Why fully AI-generated PRs without understanding are not helpful

Today, AI tools cannot reliably make complex changes to the codebase on their own, which is why we rely on pull requests and code review.

The purposes of code review are:

  1. Finish the intended task.
  2. Share knowledge between authors and reviewers, as a long-term investment in the project. For this reason, even if someone familiar with the codebase can finish a task quickly, we're still happy to help a new contributor work on it even if it takes longer.

An AI dump for an issue doesn’t meet these purposes. Maintainers could finish the task faster by using AI directly, and the submitters gain little knowledge if they act only as a pass through AI proxy without understanding.

Please understand the reviewing capacity is very limited for the project, so large PRs which appear to not have the requisite understanding might not get reviewed, and eventually closed or redirected.

Better ways to contribute than an “AI dump”

It's recommended to write a high-quality issue with a clear problem statement and a minimal, reproducible example.
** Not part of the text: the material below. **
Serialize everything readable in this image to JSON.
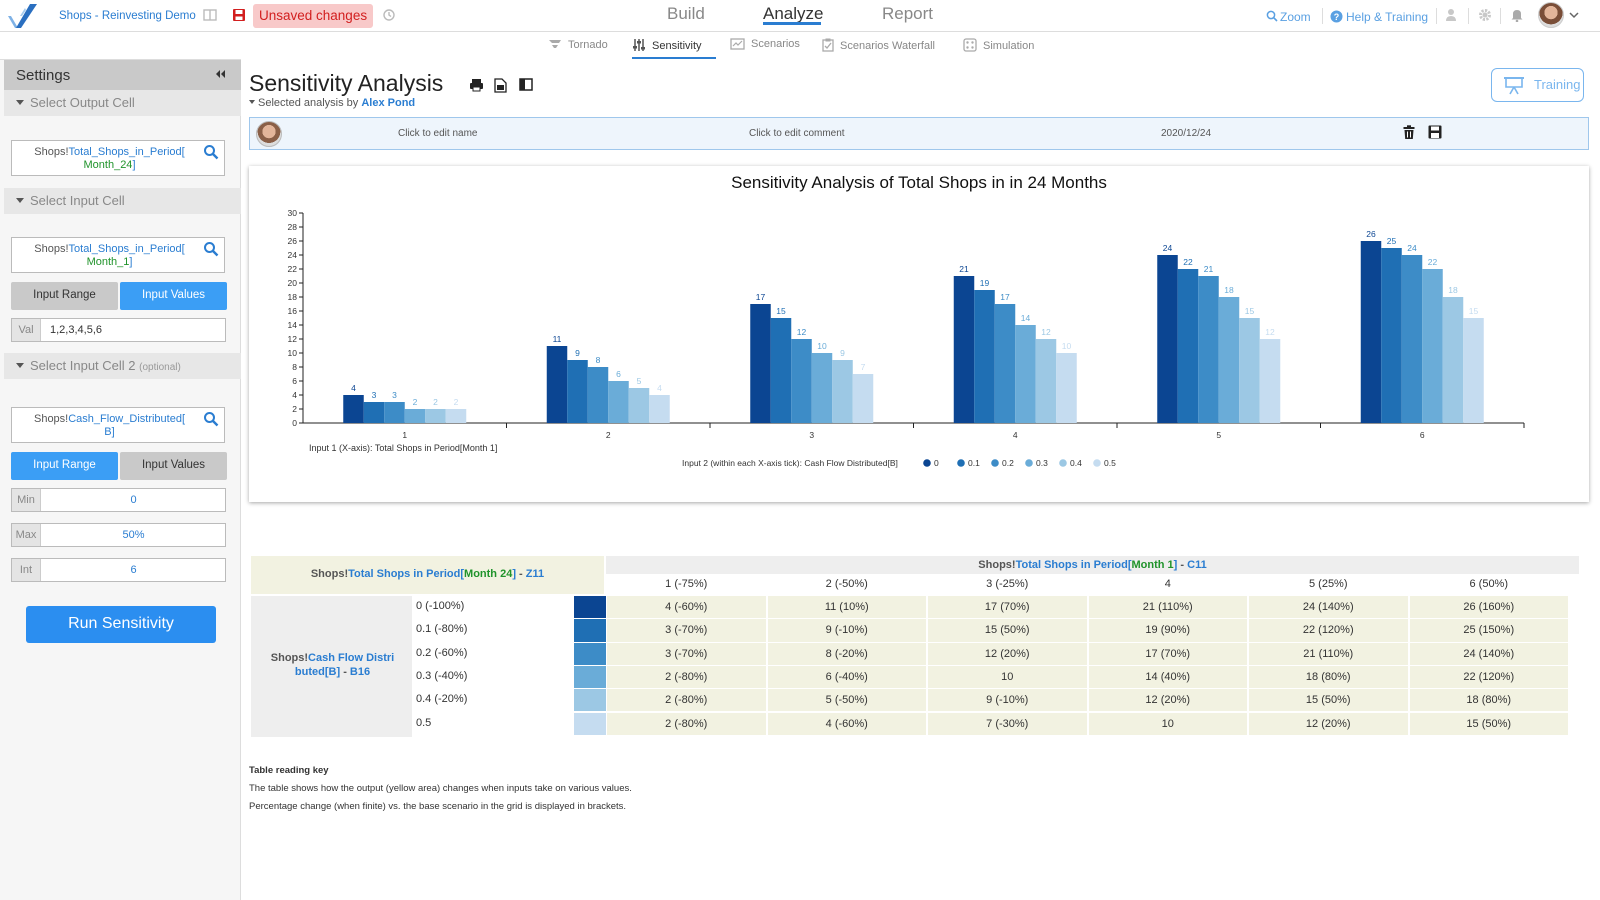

This can make it easier for others to contribute.

Submitting Changes

Git Workflow

  1. Fork the repository on GitHub
  2. Create a feature branch from main:
    git checkout -b feature/your-feature-name
  3. Make your changes following the coding standards
  4. Add tests for your changes
  5. Run tests to ensure everything passes
  6. Commit your changes with a clear commit message
  7. Push to your fork and create a Pull Request

Commit Message Format

Use clear, descriptive commit messages:

feat: add support for S3 file system
fix: resolve memory leak in table reader
docs: update API documentation
test: add unit tests for schema validation

Pull Request Process

  1. Create a Pull Request with a clear description
  2. Link related issues if applicable
  3. Ensure CI passes - all tests must pass
  4. Request review from maintainers
  5. Address feedback and update the PR as needed
  6. Squash commits if requested by reviewers

Community

The Apache Iceberg community is built on the principles described in the Apache Way and all who engage with the community are expected to be respectful, open, come with the best interests of the community in mind, and abide by the Apache Foundation Code of Conduct.

Getting Help

Good First Issues

New to the project? Check out our good first issues for an easy way to get started.

Release Process

Releases are managed by the Apache Iceberg project maintainers. For information about the release process, please refer to the main Iceberg project documentation.